A DOGGIE daycare in the old West Perth scout hall will head to the State Administrative Tribunal after being rejected by City of Perth commissioners last week.
Council planners had recommended the pooch palace be approved, but after howls of protest from 14 objectors and a deputation from the strata company of a nearby office block, commissioners Andrew Hammond and Gaye McMath weren’t convinced applicant Marian Gorman could keep her clients’ yapping to acceptable levels.
Ms Gorman had already finished some of the fit outs for Madame Ma’s Doggie Daycare, and was looking at installing sound-dampening panels, double-glazed windows, rubberised floors and a non-doggie buffer room.
She had a plan for barky dogs to get one-on-one time with staff to settle them down, with a final measure of sending relentlessly yappy dogs home if they just couldn’t hush. Ms Gorman, a mining engineer who looks after foster dogs when she’s not on site, says Madame Ma’s isn’t a kennel: “It’s a very high-class establishment targeting pampered pooches,” she said.
Giovanni Monaco chairs the strata company for a neighbouring office block and says apart from potential smells, noises and an eye-watering pink building, suits in the business district didn’t want to be confronted by dogs.
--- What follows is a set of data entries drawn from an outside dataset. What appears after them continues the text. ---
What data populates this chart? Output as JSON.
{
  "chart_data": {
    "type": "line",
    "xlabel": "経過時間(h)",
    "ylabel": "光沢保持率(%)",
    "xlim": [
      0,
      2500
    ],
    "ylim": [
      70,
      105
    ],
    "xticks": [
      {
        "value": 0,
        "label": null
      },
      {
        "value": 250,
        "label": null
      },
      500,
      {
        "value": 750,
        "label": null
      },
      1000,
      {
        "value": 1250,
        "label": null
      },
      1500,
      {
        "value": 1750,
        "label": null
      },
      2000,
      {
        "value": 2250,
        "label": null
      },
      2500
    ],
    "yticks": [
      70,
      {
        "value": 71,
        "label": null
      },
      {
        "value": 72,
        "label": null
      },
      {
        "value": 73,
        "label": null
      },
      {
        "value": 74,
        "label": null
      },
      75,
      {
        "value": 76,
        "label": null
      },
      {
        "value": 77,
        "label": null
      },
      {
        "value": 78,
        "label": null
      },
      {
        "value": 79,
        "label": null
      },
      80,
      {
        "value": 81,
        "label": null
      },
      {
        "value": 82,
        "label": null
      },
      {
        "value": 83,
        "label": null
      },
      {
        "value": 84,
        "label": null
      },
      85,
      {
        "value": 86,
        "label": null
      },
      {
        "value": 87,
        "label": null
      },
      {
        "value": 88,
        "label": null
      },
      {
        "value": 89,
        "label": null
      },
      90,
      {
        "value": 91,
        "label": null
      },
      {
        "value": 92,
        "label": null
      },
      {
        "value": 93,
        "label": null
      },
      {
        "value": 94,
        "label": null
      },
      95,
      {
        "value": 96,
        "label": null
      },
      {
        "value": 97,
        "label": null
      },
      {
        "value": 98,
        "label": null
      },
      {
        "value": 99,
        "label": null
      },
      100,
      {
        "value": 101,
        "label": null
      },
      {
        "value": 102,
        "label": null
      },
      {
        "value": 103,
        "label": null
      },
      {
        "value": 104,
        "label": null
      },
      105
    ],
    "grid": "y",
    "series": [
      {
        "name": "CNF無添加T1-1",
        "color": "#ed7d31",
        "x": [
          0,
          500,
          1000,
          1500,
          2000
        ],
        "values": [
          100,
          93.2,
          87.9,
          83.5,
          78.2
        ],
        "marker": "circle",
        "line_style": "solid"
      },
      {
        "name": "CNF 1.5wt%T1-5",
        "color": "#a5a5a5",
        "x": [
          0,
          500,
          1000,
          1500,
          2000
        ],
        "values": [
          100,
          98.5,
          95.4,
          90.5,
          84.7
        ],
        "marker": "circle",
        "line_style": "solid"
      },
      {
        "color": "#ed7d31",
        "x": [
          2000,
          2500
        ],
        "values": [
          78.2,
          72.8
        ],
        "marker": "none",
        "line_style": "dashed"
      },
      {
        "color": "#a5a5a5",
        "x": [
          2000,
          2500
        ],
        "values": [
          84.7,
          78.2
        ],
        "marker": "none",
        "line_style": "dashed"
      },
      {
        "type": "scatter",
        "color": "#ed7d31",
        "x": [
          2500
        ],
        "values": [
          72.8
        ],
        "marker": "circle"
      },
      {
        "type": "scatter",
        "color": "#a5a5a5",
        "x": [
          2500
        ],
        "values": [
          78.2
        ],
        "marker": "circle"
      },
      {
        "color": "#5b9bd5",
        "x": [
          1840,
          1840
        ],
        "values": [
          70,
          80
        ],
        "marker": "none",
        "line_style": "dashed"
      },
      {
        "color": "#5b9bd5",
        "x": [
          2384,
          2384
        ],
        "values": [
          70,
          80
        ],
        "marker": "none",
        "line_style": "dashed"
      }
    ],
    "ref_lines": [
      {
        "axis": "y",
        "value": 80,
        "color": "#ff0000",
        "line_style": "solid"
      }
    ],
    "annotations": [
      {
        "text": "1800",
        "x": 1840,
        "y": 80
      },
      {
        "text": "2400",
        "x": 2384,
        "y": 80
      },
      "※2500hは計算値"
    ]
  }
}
“It is hard to imagine a professional organisation wanting to look out of their window in the morning, during the day, and then in the afternoon when they are meeting with business leaders, only to then see dogs going in and out of that building, a building that is going to be painted a pink colour,” Mr Monaco said.
”It will make it professionally untenable.”
He said it was already difficult to rent out office space and in a worst case scenario the dogs could lead to lower property prices and some businesses being forced into liquidation.
During the item, commissioners took the rare step of suspending standing orders to let the mum of a potential pooch minder speak.
“There’s three people waiting for jobs – three people that don’t have jobs right now that are going to be employed by this business,” Joanne Huggins said.
“One of those people is my daughter – and she hasn’t been employed full time for over two years.
“This is quite emotive for me, because I can see something very good being thrown out because of one person’s opinion about pink and noise.”